Они отправились по морю на лодке, везли мешок золотых экю и нарядов, которых хватило бы, чтоб десять лет менять их по два раза в день, а сами лишь смеялись да пели. Кормилица спрашивала у лодочника:
— Да близко ли, близко ли оно, королевство павлинов?
— Да нет же, — отвечал он ей.
Она все за свое:
— Да когда же? Когда же?
— Скоро, — отвечал он ей, — скоро.
Тут она и в третий раз:
— Подплываем? Подплываем?
Он ответил:
— Да, да.
Едва он вымолвил это, как кормилица присела рядом и шепнула:
— Захоти только — и навсегда станешь богатым.
— Хочу, — отвечал он.
— Пожелай только — и получишь много пистолей, — продолжала она.
Он ответил:
— Я большего и не желаю.
— Тогда, — сказала она, — этой ночью, пока принцесса будет спать, ты поможешь мне сбросить ее в море. Она утонет, а я одену свою дочь в ее прекрасные одежды, и мы отведем ее к королю павлинов, который сразу на ней женится, а ты в награду получишь столько бриллиантов, сколько сможешь унести.
Лодочник предложению весьма удивился: очень жаль ему было топить такую красавицу, но старуха достала бутыль вина и так его напоила, что он ни слова против не смог вымолвить.
Когда наступила ночь, принцесса, как обычно, отошла ко сну; ее маленький Непоседа мило почивал, развалившись на постели, не шевеля ни передними, ни задними лапами. Розетта крепко спала, когда злая кормилица, которая ложиться и не думала, пошла за лодочником. Она втолкнула его в покои принцессы, затем, стараясь не разбудить, они подняли ее вместе с пуховой периной, подушкой, простынями и одеялами; молочная сестра суетилась, во всем им помогая: и они бросили все это в море, а принцесса спала так сладко, что не проснулась.
Но, к счастью, ее перина была сделана из перьев птицы-феникса, весьма редких и имеющих свойство не тонуть в воде, так что принцесса плавала на постели, точно в лодке; однако вода мало-помалу намочила перину, затем подушку. Тут Розетта испугалась, что описалась в кроватку[74] и ее будут за это бранить.
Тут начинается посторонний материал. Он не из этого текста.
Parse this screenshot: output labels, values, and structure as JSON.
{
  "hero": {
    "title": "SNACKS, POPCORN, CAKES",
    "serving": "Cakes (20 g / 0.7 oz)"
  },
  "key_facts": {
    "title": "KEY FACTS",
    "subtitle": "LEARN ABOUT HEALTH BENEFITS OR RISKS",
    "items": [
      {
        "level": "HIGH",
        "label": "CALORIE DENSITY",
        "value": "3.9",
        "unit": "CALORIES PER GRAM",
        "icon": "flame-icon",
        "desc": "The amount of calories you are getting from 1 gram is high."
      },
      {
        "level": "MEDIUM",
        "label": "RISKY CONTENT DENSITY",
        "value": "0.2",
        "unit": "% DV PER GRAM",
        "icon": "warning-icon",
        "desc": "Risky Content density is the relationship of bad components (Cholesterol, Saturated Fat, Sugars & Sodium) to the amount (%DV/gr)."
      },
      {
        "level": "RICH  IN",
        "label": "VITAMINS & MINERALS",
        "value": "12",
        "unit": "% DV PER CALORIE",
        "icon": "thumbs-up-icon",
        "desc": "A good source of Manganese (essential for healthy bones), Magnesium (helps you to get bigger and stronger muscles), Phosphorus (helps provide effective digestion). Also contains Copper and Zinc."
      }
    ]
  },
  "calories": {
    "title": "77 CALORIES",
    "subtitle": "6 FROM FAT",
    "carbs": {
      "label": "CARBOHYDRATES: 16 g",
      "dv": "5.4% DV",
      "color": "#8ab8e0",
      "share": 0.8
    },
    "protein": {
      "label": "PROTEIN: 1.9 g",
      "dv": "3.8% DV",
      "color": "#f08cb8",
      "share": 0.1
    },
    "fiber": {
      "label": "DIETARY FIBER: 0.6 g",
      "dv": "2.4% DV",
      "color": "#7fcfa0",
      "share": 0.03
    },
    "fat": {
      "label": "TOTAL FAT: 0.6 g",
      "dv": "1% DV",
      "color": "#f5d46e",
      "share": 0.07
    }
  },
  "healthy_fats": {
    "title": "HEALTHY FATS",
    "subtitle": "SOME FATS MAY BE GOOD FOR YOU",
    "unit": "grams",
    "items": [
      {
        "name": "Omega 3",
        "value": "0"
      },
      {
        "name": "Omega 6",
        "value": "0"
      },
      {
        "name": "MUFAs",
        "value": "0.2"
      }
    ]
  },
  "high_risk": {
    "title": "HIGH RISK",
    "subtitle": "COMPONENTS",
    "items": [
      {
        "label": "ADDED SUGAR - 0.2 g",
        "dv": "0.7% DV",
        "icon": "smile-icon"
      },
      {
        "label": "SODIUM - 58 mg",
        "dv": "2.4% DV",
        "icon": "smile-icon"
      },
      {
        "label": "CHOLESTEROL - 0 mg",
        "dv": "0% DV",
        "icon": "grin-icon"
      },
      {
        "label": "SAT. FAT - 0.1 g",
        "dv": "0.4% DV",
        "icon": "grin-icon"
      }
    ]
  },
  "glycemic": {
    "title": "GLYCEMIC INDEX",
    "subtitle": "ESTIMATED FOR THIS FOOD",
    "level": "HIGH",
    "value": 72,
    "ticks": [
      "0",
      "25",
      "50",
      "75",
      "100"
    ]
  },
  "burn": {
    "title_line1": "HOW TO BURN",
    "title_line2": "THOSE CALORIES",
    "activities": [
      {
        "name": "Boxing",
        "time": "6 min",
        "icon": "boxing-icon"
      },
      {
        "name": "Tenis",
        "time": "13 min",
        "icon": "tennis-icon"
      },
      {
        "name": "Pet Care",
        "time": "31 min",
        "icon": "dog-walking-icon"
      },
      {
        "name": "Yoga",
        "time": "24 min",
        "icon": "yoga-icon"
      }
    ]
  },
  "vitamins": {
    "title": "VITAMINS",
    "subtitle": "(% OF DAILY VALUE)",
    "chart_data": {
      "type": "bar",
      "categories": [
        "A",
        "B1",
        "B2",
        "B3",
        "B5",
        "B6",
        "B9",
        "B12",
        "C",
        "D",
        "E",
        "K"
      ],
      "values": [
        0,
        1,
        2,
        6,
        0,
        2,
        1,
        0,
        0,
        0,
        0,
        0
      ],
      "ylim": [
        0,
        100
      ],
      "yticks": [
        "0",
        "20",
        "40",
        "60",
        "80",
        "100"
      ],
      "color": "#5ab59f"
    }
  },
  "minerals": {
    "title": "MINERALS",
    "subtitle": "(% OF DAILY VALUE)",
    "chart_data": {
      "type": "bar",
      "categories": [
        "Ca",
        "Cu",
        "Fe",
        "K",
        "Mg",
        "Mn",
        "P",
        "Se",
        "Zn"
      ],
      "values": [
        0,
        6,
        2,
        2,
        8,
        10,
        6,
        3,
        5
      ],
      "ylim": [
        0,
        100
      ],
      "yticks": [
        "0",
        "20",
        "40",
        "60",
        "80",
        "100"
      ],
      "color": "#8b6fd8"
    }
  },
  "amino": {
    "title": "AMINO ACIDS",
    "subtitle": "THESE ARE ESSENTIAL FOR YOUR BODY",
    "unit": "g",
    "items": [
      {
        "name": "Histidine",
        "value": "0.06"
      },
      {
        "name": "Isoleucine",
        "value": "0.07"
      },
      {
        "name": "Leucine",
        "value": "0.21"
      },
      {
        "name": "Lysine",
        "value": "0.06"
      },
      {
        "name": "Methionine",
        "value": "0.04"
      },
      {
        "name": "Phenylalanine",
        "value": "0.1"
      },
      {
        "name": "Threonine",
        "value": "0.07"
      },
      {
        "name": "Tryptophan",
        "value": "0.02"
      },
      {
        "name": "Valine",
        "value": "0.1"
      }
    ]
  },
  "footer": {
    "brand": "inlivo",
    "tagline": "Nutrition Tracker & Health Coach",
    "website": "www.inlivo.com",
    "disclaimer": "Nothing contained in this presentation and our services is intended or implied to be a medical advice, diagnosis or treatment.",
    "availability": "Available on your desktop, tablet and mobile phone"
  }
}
Поскольку она ворочалась с боку на бок, Непоседа проснулся; своим превосходным нюхом он почуял треску и морских языков прямо у себя под носом и принялся тявкать, да так громко, что перебудил всех рыб: а те и давай вовсю резвиться, толкаясь головами в принцессино ложе, которое заходило ходуном и крутилось как волчок. Ну и ну! И удивлена же была Розетта! «Наша лодка пляшет на волнах? — говорила она себе. — Мне никогда еще не было так неуютно, как этой ночью».